Friday, April 27, 2007

Thoughts About The Obligation to Blog On Certain Subjects

In spite of my three years of deconstructivist, post-colonial, race-conscious legal education, I hardly write about the stuff anymore. I have one paper coming out on Asian American employment stereotypes, but as far as I can see I'm going to be doing work on conflicts of law, employment discrimination, organizational theory, sociology of law, and gender discrimination for the foreseable future. If there is another shift, I'd go into administrative and regulatory law with a focus on welfare and benefits. I've blogged extensively on this shift, which I'm not entirely comfortable with. People I respect say that I have the right to change my mind, but I'm not sure that I am changing my mind per se. I'm changing my subjects. It's true that my thoughts on certain issues are becoming nuanced and thus unstable, but in general I'm keeping with most of my beliefs. It feels a bit like changing hats without changing the underlying mind. But most of the world will see only your shifting hats if you don't reveal to them your mind.

So it's pretty clear that despite my liberal bent, I've backed away considerably from race-conscious writing both academically and even casually. This blog is a major indication of this shift. In theory, I should use this space to write on whatever I want, almost especially if I don't write on it for work. But I dont' tend to anyway. I feel like this blog is an extension of personal and professional self, and I'm having a harder time telling those two apart lately. I can't blog about what I work on because I'm pseudonymous--unless it's under my own name somewhere, the ideas here will not attributable to myself, and I have some intellectually property issues with that. But I dont' want to give up my pseudonymity for the times when I want to write personally. So there is hardly any blogging about the regulation of child pornography or social network and organizational theory as applied to employment discrimination here, alas.

So what's left to write about? I sometimes write about the legal academy from an insider's perspective. I enjoy these posts, but they take a lot of time--particularly since I try to bring in references from pedagogical theory or sociological perspectives on the law. I sometimes write about my personal life, but I am growing more and more reticent in this area the more I'm read by future colleagues.

There is political blogging. But I have been avoiding that as of late. Why?

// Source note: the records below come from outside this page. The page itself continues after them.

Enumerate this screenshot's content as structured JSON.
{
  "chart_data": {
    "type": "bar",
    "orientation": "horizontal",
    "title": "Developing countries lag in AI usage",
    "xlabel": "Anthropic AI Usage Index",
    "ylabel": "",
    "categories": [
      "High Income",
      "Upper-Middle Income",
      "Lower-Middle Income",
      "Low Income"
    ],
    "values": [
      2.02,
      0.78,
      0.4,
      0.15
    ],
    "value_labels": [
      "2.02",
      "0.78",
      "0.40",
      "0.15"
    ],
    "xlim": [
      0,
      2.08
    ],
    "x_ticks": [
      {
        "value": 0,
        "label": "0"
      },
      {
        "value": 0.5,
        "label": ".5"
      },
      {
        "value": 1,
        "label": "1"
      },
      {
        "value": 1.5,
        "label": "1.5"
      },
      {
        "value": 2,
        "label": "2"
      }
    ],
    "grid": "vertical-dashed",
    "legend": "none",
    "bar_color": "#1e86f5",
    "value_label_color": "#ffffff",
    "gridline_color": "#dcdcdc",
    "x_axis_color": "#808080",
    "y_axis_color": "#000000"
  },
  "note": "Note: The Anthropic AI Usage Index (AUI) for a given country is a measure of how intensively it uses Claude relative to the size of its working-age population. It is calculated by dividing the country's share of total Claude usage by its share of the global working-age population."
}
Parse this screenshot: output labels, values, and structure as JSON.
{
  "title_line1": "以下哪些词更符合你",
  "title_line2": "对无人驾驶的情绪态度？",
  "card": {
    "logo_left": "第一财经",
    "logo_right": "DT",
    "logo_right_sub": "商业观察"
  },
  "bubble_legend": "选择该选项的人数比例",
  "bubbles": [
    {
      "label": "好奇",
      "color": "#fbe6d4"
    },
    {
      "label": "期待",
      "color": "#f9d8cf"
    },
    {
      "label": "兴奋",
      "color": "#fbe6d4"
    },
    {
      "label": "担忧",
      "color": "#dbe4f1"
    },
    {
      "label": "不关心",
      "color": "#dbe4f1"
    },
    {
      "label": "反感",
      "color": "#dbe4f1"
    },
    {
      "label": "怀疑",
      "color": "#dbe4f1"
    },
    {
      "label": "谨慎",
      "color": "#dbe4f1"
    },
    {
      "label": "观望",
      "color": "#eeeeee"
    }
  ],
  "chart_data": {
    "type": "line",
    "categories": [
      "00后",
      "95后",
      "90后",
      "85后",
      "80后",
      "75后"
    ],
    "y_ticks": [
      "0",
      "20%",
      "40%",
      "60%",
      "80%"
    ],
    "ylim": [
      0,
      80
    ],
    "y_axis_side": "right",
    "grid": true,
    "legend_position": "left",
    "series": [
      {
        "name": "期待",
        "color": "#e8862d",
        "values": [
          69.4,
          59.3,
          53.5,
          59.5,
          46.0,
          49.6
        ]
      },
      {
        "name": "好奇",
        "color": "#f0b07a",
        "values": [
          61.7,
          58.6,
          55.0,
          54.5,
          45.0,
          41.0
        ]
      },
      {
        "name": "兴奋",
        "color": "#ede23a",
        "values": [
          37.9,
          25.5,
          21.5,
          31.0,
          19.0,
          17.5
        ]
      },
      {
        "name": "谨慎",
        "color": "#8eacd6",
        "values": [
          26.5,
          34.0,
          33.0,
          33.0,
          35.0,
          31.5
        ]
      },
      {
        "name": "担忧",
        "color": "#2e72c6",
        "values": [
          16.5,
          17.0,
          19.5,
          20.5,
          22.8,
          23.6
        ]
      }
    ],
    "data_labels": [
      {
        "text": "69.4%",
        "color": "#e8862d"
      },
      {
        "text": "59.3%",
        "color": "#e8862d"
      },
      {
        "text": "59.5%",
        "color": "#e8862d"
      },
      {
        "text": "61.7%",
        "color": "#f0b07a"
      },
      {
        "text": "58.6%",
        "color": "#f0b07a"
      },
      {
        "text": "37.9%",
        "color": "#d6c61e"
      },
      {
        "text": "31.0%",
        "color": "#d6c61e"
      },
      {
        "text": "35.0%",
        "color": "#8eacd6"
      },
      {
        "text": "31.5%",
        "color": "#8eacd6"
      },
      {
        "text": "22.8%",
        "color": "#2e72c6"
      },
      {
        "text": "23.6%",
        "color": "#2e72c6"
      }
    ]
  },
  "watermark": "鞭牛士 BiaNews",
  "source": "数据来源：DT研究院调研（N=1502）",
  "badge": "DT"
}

I can't say. I know it links back to the first point--I hardly write anymore from a race-conscious perspective, and the trolls out there make me somewhat cautious about gender-conscious writing. And while I could write about the French elections or other political news of the day, there are people far smarter than me and far more qualified who are better reads. They say, "write what you know." But should I? The part of me that now resists identity politics, as if I'm obligated to write on every racial issue--particularly if it's Asian-American--or every feminist issue (though here, I feel more keen to express my opinion and fee less tokenism), when I know there is no such obligation.

Or is there? Is there some responsibility I have as an Asian American woman to write about certain issues and offer my perspective in a predominantly white and male legal academy? Should I discuss, as if I was authoritative, the ethnic identity of Seung-Hui Cho and what that means, if anything? Should I discuss the XOXOth controversy and the general misogyny of the blogosphere? There were several articles in the NYT a couple of months ago on the Asian Americanization of campuses, with an almost "yellow peril" tone--and I passed up the subject. I don't know if that was irresponsible or just simply my prerogative.

It is strange, to have a voice and platform and wonder what to do with it. It's like holding some hammers and axes in your hand and wondering what they're for--to destroy or build? There is never such a stark dichtomy, but as it is I stare at my hands, typing away on the keyboard, and sometimes I don't know where they're going or where they should go.

I have several different hats on right now, a mind that is changing, and hands that seem almost wholly independent. But linking all of these is an undercurrent of feeling--responsibility, of tension, of resistance to I don't know what or whom, except myself past, present, and future.